Second is her deft and subtle humorous characterizations. As the various residents of Firingi Para come into the story, the reader is introduced to a panoply of Dickensian characters. Many are minor types who make brief appearances, but none are more comic than the Babas themselves with all of their pretentions and self-satisfaction. In fact, “Baba”, a respected Muslim family name, is not the family’s name at all, but one stolen by the father Kasim to make himself important. Once a man of “elegant masculine features and beautiful, large hands” Kasim has become an old man with “big protruding ears and nose…” who washes himself methodically for “exactly forty-five minutes—due to his morbid fear of food resting between his graying teeth, or of breadcrumbs under his fingernails.” In their Anglicized arrogance, the Babas are portrayed as comic and shallow, making their control over Daria all the more frustrating for her.

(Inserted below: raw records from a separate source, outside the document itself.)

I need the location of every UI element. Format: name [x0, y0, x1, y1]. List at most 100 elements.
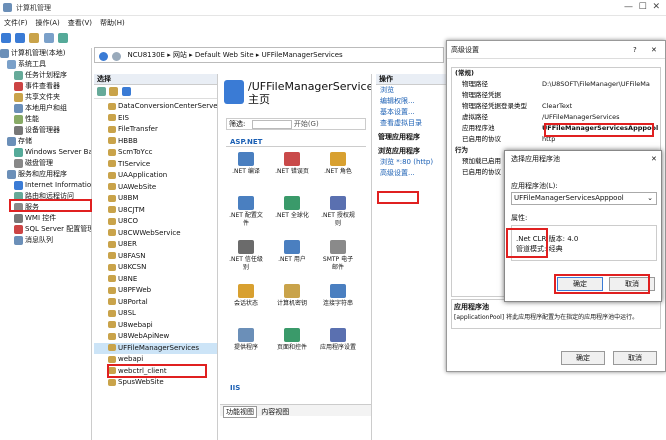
adv-cancel-button[interactable]: 取消: [613, 351, 657, 365]
site-item[interactable]: UAApplication: [94, 170, 217, 182]
refresh-icon[interactable]: [122, 87, 132, 96]
site-item[interactable]: UAWebSite: [94, 182, 217, 194]
site-item[interactable]: U8PFWeb: [94, 285, 217, 297]
save-icon[interactable]: [109, 87, 119, 96]
help-button[interactable]: ?: [633, 41, 637, 59]
properties-icon[interactable]: [43, 33, 54, 43]
tree-item[interactable]: 事件查看器: [0, 81, 91, 92]
tree-item[interactable]: 系统工具: [0, 59, 91, 70]
menu-item[interactable]: 帮助(H): [100, 18, 125, 28]
tree-item[interactable]: 服务和应用程序: [0, 169, 91, 180]
browse-http-link[interactable]: 浏览 *:80 (http): [376, 157, 446, 168]
site-item[interactable]: EIS: [94, 113, 217, 125]
feature-icon: [238, 152, 254, 166]
adv-ok-button[interactable]: 确定: [561, 351, 605, 365]
feature-item[interactable]: 页面和控件: [274, 328, 310, 352]
site-item[interactable]: HBBB: [94, 136, 217, 148]
action-link[interactable]: 查看虚拟目录: [376, 118, 446, 129]
folder-icon[interactable]: [29, 33, 40, 43]
site-item[interactable]: U8SL: [94, 308, 217, 320]
feature-item[interactable]: .NET 错误页: [274, 152, 310, 176]
feature-item[interactable]: .NET 编译: [228, 152, 264, 176]
tab-content-view[interactable]: 内容视图: [261, 407, 289, 417]
address-bar[interactable]: NCU8130E ▸ 网站 ▸ Default Web Site ▸ UFFil…: [94, 47, 444, 63]
breadcrumb-item[interactable]: 网站: [173, 51, 187, 59]
site-item[interactable]: FileTransfer: [94, 124, 217, 136]
tree-item[interactable]: SQL Server 配置管理器: [0, 224, 91, 235]
property-row[interactable]: 物理路径凭据登录类型 ClearText: [452, 101, 660, 112]
site-item[interactable]: U8FASN: [94, 251, 217, 263]
action-link[interactable]: 编辑权限...: [376, 96, 446, 107]
advanced-settings-link[interactable]: 高级设置...: [376, 168, 446, 179]
feature-item[interactable]: .NET 信任级别: [228, 240, 264, 272]
site-item[interactable]: DataConversionCenterServer: [94, 101, 217, 113]
site-item[interactable]: SpusWebSite: [94, 377, 217, 389]
action-link[interactable]: 浏览: [376, 85, 446, 96]
feature-item[interactable]: 会话状态: [228, 284, 264, 308]
action-link[interactable]: 基本设置...: [376, 107, 446, 118]
tree-item[interactable]: 本地用户和组: [0, 103, 91, 114]
site-item[interactable]: U8KCSN: [94, 262, 217, 274]
property-row[interactable]: 虚拟路径/UFFileManagerServices: [452, 112, 660, 123]
site-item[interactable]: U8ER: [94, 239, 217, 251]
site-item[interactable]: U8CO: [94, 216, 217, 228]
breadcrumb-item[interactable]: UFFileManagerServices: [262, 51, 343, 59]
site-item[interactable]: U8webapi: [94, 320, 217, 332]
site-item[interactable]: U8CWWebService: [94, 228, 217, 240]
forward-icon[interactable]: [112, 51, 122, 61]
go-button[interactable]: 开始(G): [294, 120, 319, 128]
site-item[interactable]: ScmToYcc: [94, 147, 217, 159]
feature-item[interactable]: 提供程序: [228, 328, 264, 352]
menu-item[interactable]: 文件(F): [4, 18, 28, 28]
close-icon[interactable]: ✕: [651, 151, 657, 167]
highlight-site: [107, 364, 207, 378]
menu-item[interactable]: 查看(V): [68, 18, 92, 28]
app-pool-select[interactable]: UFFileManagerServicesApppool ⌄: [511, 192, 657, 205]
site-item[interactable]: U8BM: [94, 193, 217, 205]
window-controls[interactable]: — ☐ ✕: [600, 2, 660, 12]
site-item[interactable]: U8NE: [94, 274, 217, 286]
site-item[interactable]: UFFileManagerServices: [94, 342, 217, 354]
feature-item[interactable]: .NET 用户: [274, 240, 310, 264]
connect-icon[interactable]: [97, 87, 106, 96]
close-icon[interactable]: ✕: [651, 41, 657, 59]
feature-item[interactable]: .NET 全球化: [274, 196, 310, 220]
property-row[interactable]: 物理路径凭据: [452, 90, 660, 101]
tree-item[interactable]: 共享文件夹: [0, 92, 91, 103]
tree-item[interactable]: 设备管理器: [0, 125, 91, 136]
tree-item[interactable]: 存储: [0, 136, 91, 147]
site-item[interactable]: U8CJTM: [94, 205, 217, 217]
property-description: 应用程序池 [applicationPool] 将此应用程序配置为在指定的应用程…: [451, 299, 661, 329]
site-icon: [224, 80, 244, 104]
tree-item[interactable]: 磁盘管理: [0, 158, 91, 169]
forward-icon[interactable]: [15, 33, 26, 43]
site-item[interactable]: U8Portal: [94, 297, 217, 309]
feature-item[interactable]: 计算机密钥: [274, 284, 310, 308]
tree-root[interactable]: 计算机管理(本地): [0, 48, 91, 59]
breadcrumb-separator-icon: ▸: [186, 51, 195, 59]
site-item[interactable]: U8WebApiNew: [94, 331, 217, 343]
feature-item[interactable]: 连接字符串: [320, 284, 356, 308]
help-icon[interactable]: [57, 33, 68, 43]
tree-item[interactable]: 任务计划程序: [0, 70, 91, 81]
feature-item[interactable]: 应用程序设置: [320, 328, 356, 352]
feature-item[interactable]: .NET 授权规则: [320, 196, 356, 228]
breadcrumb-item[interactable]: NCU8130E: [127, 51, 165, 59]
back-icon[interactable]: [99, 51, 108, 61]
feature-item[interactable]: SMTP 电子邮件: [320, 240, 356, 272]
tree-item[interactable]: 消息队列: [0, 235, 91, 246]
back-icon[interactable]: [1, 33, 11, 43]
tree-item[interactable]: 性能: [0, 114, 91, 125]
site-item[interactable]: TIService: [94, 159, 217, 171]
tree-item[interactable]: Internet Information S: [0, 180, 91, 191]
tab-features-view[interactable]: 功能视图: [223, 406, 257, 418]
feature-item[interactable]: .NET 角色: [320, 152, 356, 176]
connections-pane: 选择 DataConversionCenterServer EIS FileTran…: [94, 74, 218, 440]
filter-input[interactable]: [251, 119, 292, 129]
tree-item[interactable]: WMI 控件: [0, 213, 91, 224]
breadcrumb-item[interactable]: Default Web Site: [195, 51, 254, 59]
tree-item[interactable]: Windows Server Back: [0, 147, 91, 158]
menu-item[interactable]: 操作(A): [36, 18, 60, 28]
feature-item[interactable]: .NET 配置文件: [228, 196, 264, 228]
property-row[interactable]: 物理路径 D:\U8SOFT\FileManager\UFFileMa: [452, 79, 660, 90]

Thirdly, the character of Daria is an intense study. On one hand, she puts all her effort into become a dutiful and pleasing wife, and yet, as her efforts meet with little success from her husband and mean-spirited in-laws, she becomes taunted and shamed remembering the admonishments of her mother and the other village woman that she must

“Be a sweet little girl now.

To win your in-laws you must obey them.

Obey them!

Obey them!

Be sugar-sweet!”

To complicate matters, she feels a need to complete her education, started while she was in the village. Her request to study is met with ridicule from her in-laws, and she looks for a model in Bina Biswas, a free-spirited, educated widow who lives in Firingi Para. Though Bina encourages Daria, it is made clear that there is a price to pay for independence. Though Firingi Para’s Western demeanor gives Bina protection from traditional expectations, even here she is isolated. Her isolation, though, is more than just social, Ara implies, it is also spiritual—as she has changed her name from “Bina Islam” to “Bina Biswas”, meaning “without faith.”

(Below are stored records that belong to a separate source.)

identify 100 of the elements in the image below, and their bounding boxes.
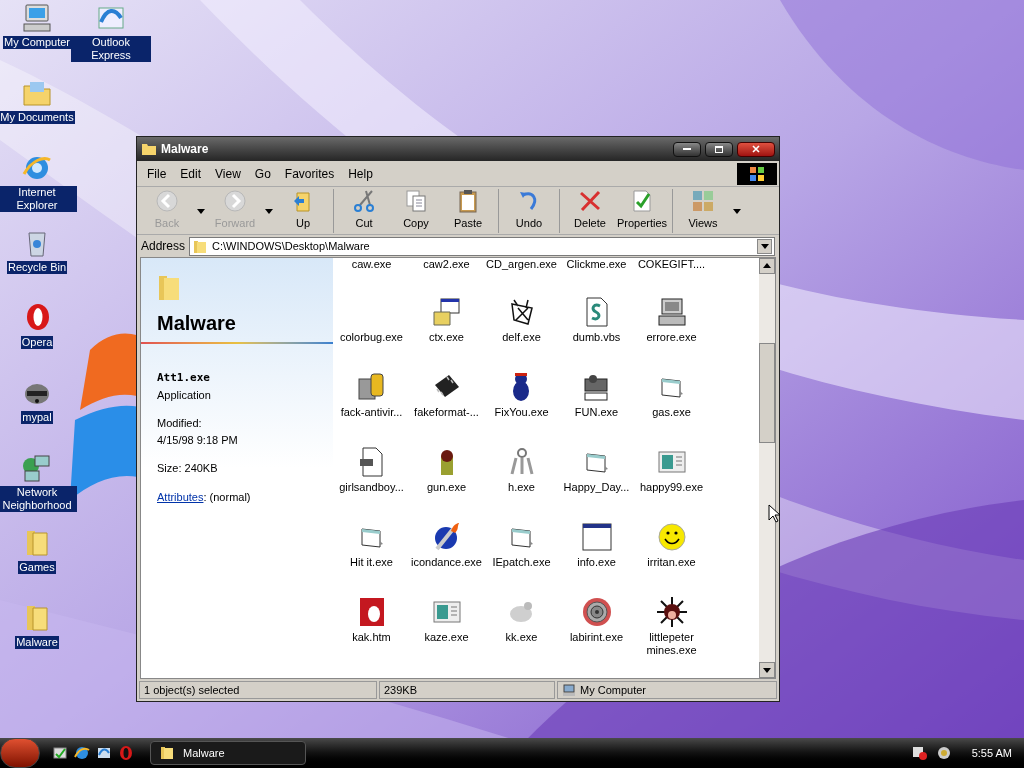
- box-icon: [430, 296, 463, 328]
- toolbar-button[interactable]: Paste: [442, 188, 494, 233]
- folder-icon: [141, 141, 157, 157]
- computer-icon: [562, 683, 576, 697]
- minimize-button[interactable]: [673, 141, 701, 157]
- toolbar-button[interactable]: Undo: [503, 188, 555, 233]
- file-type: Application: [157, 387, 212, 403]
- file-label[interactable]: COKEGIFT....: [634, 258, 709, 272]
- file-size: Size: 240KB: [157, 461, 219, 476]
- tray-icon[interactable]: [935, 745, 952, 761]
- dropdown-button[interactable]: [757, 238, 772, 254]
- desktop-icon-label[interactable]: Opera: [20, 336, 54, 349]
- file-label[interactable]: dumb.vbs: [560, 331, 633, 344]
- status-location: My Computer: [580, 682, 647, 698]
- toolbar-button[interactable]: Cut: [338, 188, 390, 233]
- file-label[interactable]: errore.exe: [635, 331, 708, 344]
- desktop-icon-label[interactable]: Network Neighborhood: [0, 486, 77, 512]
- menu-item[interactable]: Go: [248, 164, 277, 183]
- desktop-icon-label[interactable]: Games: [18, 561, 56, 574]
- file-label[interactable]: FixYou.exe: [485, 406, 558, 419]
- forward-icon: [223, 189, 247, 214]
- file-label[interactable]: labirint.exe: [560, 631, 633, 644]
- window-title: Malware: [161, 141, 210, 158]
- file-label[interactable]: info.exe: [560, 556, 633, 569]
- file-label[interactable]: fack-antivir...: [335, 406, 408, 419]
- file-label[interactable]: Happy_Day...: [560, 481, 633, 494]
- file-label[interactable]: delf.exe: [485, 331, 558, 344]
- caret-icon: [760, 242, 769, 250]
- toolbar-button[interactable]: Up: [277, 188, 329, 233]
- modified-label: Modified:: [157, 416, 203, 431]
- menu-item[interactable]: Edit: [174, 164, 208, 183]
- file-label[interactable]: caw.exe: [334, 258, 409, 272]
- toolbar-button[interactable]: Delete: [564, 188, 616, 233]
- attributes-value: : (normal): [203, 489, 251, 505]
- desktop-icon-label[interactable]: Outlook Express: [71, 36, 151, 62]
- desktop-icon-label[interactable]: Internet Explorer: [0, 186, 77, 212]
- file-label[interactable]: kk.exe: [485, 631, 558, 644]
- file-label[interactable]: gas.exe: [635, 406, 708, 419]
- start-button[interactable]: [0, 738, 40, 768]
- file-name: Att1.exe: [157, 370, 211, 386]
- maximize-button[interactable]: [705, 141, 733, 157]
- address-field[interactable]: C:\WINDOWS\Desktop\Malware: [189, 236, 775, 256]
- globe-icon[interactable]: [74, 745, 90, 761]
- file-label[interactable]: Hit it.exe: [335, 556, 408, 569]
- desktop-icon-label[interactable]: My Documents: [0, 111, 75, 124]
- file-label[interactable]: ctx.exe: [410, 331, 483, 344]
- file-label[interactable]: IEpatch.exe: [485, 556, 558, 569]
- file-label[interactable]: girlsandboy...: [335, 481, 408, 494]
- folder-icon: [192, 238, 209, 254]
- menu-item[interactable]: Favorites: [278, 164, 341, 183]
- opera-icon[interactable]: [118, 745, 134, 761]
- modified-date: 4/15/98 9:18 PM: [157, 432, 239, 448]
- properties-icon: [630, 189, 654, 214]
- menu-item[interactable]: File: [141, 164, 173, 183]
- file-label[interactable]: colorbug.exe: [335, 331, 408, 344]
- file-label[interactable]: kaze.exe: [410, 631, 483, 644]
- copy-icon: [404, 189, 428, 214]
- clipboard-icon: [456, 189, 480, 214]
- desktop-icon-label[interactable]: Recycle Bin: [6, 261, 68, 274]
- status-size: 239KB: [379, 680, 555, 700]
- status-text: 1 object(s) selected: [139, 680, 377, 700]
- scroll-down-button[interactable]: [759, 662, 775, 678]
- menu-item[interactable]: Help: [342, 164, 379, 183]
- file-label[interactable]: CD_argen.exe: [484, 258, 559, 272]
- file-label[interactable]: caw2.exe: [409, 258, 484, 272]
- menu-item[interactable]: View: [209, 164, 247, 183]
- desktop-icon-label[interactable]: mypal: [21, 411, 53, 424]
- scroll-thumb[interactable]: [759, 343, 775, 443]
- file-label[interactable]: FUN.exe: [560, 406, 633, 419]
- tray-icon[interactable]: [911, 745, 928, 761]
- computer-icon: [21, 2, 53, 34]
- toolbar-button[interactable]: Views: [677, 188, 729, 233]
- taskbar-button[interactable]: Malware: [150, 741, 306, 765]
- file-label[interactable]: kak.htm: [335, 631, 408, 644]
- file-label[interactable]: Clickme.exe: [559, 258, 634, 272]
- toolbar-button[interactable]: Properties: [616, 188, 668, 233]
- up-arrow-icon: [763, 262, 771, 270]
- close-button[interactable]: [737, 141, 775, 157]
- scrollbar[interactable]: [759, 258, 775, 678]
- network-icon: [21, 452, 53, 484]
- mine-icon: [655, 596, 688, 628]
- scissors-icon: [352, 189, 376, 214]
- scroll-up-button[interactable]: [759, 258, 775, 274]
- file-label[interactable]: happy99.exe: [635, 481, 708, 494]
- file-label[interactable]: littlepeter mines.exe: [635, 631, 708, 657]
- folder-heading: Malware: [157, 311, 237, 336]
- flag-icon: [749, 165, 765, 182]
- file-label[interactable]: h.exe: [485, 481, 558, 494]
- address-label: Address: [141, 238, 186, 255]
- desktop-icon-label[interactable]: My Computer: [3, 36, 71, 49]
- file-label[interactable]: icondance.exe: [410, 556, 483, 569]
- delete-icon: [578, 189, 602, 214]
- clock: 5:55 AM: [971, 745, 1012, 761]
- toolbar-button[interactable]: Copy: [390, 188, 442, 233]
- folder-icon: [159, 745, 175, 761]
- desktop-icon-label[interactable]: Malware: [15, 636, 59, 649]
- file-label[interactable]: fakeformat-...: [410, 406, 483, 419]
- file-label[interactable]: irritan.exe: [635, 556, 708, 569]
- file-label[interactable]: gun.exe: [410, 481, 483, 494]
- window-icon: [580, 521, 613, 553]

The tension between the need for self-realization and her hope for the success of her oppressive marriage come to a crisis for Daria, as she must decide whether or not to divorce Ali Baba in the face of her disapproving family and society. On one hand, Ara’s novel raises feminist questions, but these questions for her characters are deeply embedded in both culture and religion.

Published in Dhaka by University Press Limited in 2006, A List of Offences has been well-received in Bangladesh and in Europe, where Ara has lived in Sweden for two decades. Although the book has found European readers, it is yet to be distributed in the United States. This is unfortunate for American readers for Ara not only brings a wealth of talent as a fiction writer but also as a translator. She is the daughter of one of Bangladesh’s foremost writers, Shahed Ali, and she has translated a collection of his stories from Bengali into English. In Sweden, she is becoming known as a writer of immigrant women’s experiences. She is presently at work on a collection of short stories.

American readers that enjoy Pamuk, will enjoy Ara. Like Pamuk, Ara’s is a highly literary style, though less philosophical. Both authors give precise insights into, albeit different, Muslim cultures, but Ara sees the culture through the lens of the household and through the eyes of women.

###

Anthony Grooms is the author of Trouble No More, a story collection, and Bombingham, a novel. The winner of two Lillian Smith Awards for fiction, he is professor of creative writing at Kennesaw State University in Georgia.